Support Vector Machine (SVM)

    Support Vector Machines (SVM) is a popular machine learning technique used for classification tasks. SVMs excel at finding the best boundary to separate different classes of data by maximizing the margin between them.

    Simplified Explanation

    SVM selects the best line to separate different groups of data by making sure it is as far away as possible from the groups. This makes it a “maximum margin classifier”.

    Now, imagine some data points are like “troublemakers” because they are very close to this line, and deciding which group they belong to is tough. We call these troublemakers “support vectors”.

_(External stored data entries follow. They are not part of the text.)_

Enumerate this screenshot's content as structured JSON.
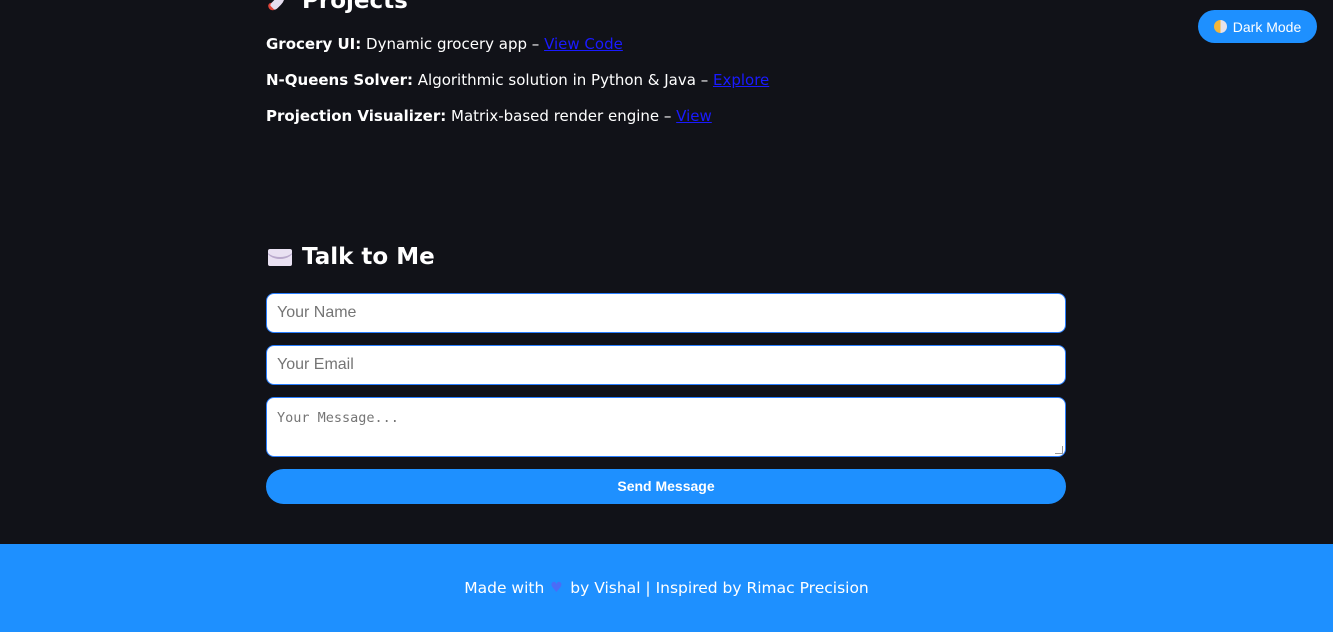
{
  "projects": {
    "heading": "Projects",
    "icon": "rocket-icon",
    "items": [
      {
        "name": "Grocery UI:",
        "description": "Dynamic grocery app –",
        "link": "View Code"
      },
      {
        "name": "N-Queens Solver:",
        "description": "Algorithmic solution in Python & Java –",
        "link": "Explore"
      },
      {
        "name": "Projection Visualizer:",
        "description": "Matrix-based render engine –",
        "link": "View"
      }
    ]
  },
  "contact": {
    "heading": "Talk to Me",
    "icon": "envelope-icon",
    "name_placeholder": "Your Name",
    "email_placeholder": "Your Email",
    "message_placeholder": "Your Message...",
    "send_label": "Send Message"
  },
  "theme_toggle": {
    "label": "Dark Mode",
    "icon": "half-moon-icon"
  },
  "footer": {
    "made_with": "Made with",
    "heart_icon": "heart-icon",
    "credit": "by Vishal | Inspired by Rimac Precision"
  },
  "colors": {
    "background": "#111218",
    "accent": "#1e90ff",
    "link": "#1a1aff"
  }
}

    Here’s the key: Only these troublemaker support vectors affect where the line goes. If we move a troublemaker, the line moves with it. But the other data points don’t matter much. So, support vectors are the real decision-makers when it comes to drawing the line.

    In this post…

    We’re going to create a classification Support Vector Machine using scikit-learn. We have a training dataset with a mix of continuous and categorical data sourced from the UCI Machine Learning Repository. Our goal is to use this data to predict if a person will default on their credit card or not.

    Step 1: Load Libraries & Import Data

    This code sets up a classification task to predict credit card default. It loads required libraries, imports the dataset, renames a column, and drops an unnecessary one.

    Step 2: Missing Data & Downsample

    This code examines and cleans a dataset for a credit card default prediction project. It starts by checking data types, unique values, and identifying invalid data. Then, it removes rows with invalid data. Afterwards, it splits the data into two groups: one for credit card defaults and one for non-defaults. Finally, it downsamples both groups to create a balanced dataset for analysis. The final dataset has 2,000 rows, with 1000 rows representing each class (default and no default).

    Step 3: Exploratory Data Analysis

    Exploratory Data Analysis (EDA) is a fundamental phase in the data analysis process that involves examining and understanding the structure, characteristics, and patterns within a dataset. In this section, we will conduct EDA on the UCI Credit Card Default dataset to gain a comprehensive understanding of the data and the relationships between its variables.

    As seen in the stacked bar chart above, the age group characterized by the highest default percentage falls within the range of 45 to 50 years, closely followed by individuals aged between 20 and 25 years. In contrast, the age group exhibiting the lowest default rate consists of individuals between 65 and 70 years of age.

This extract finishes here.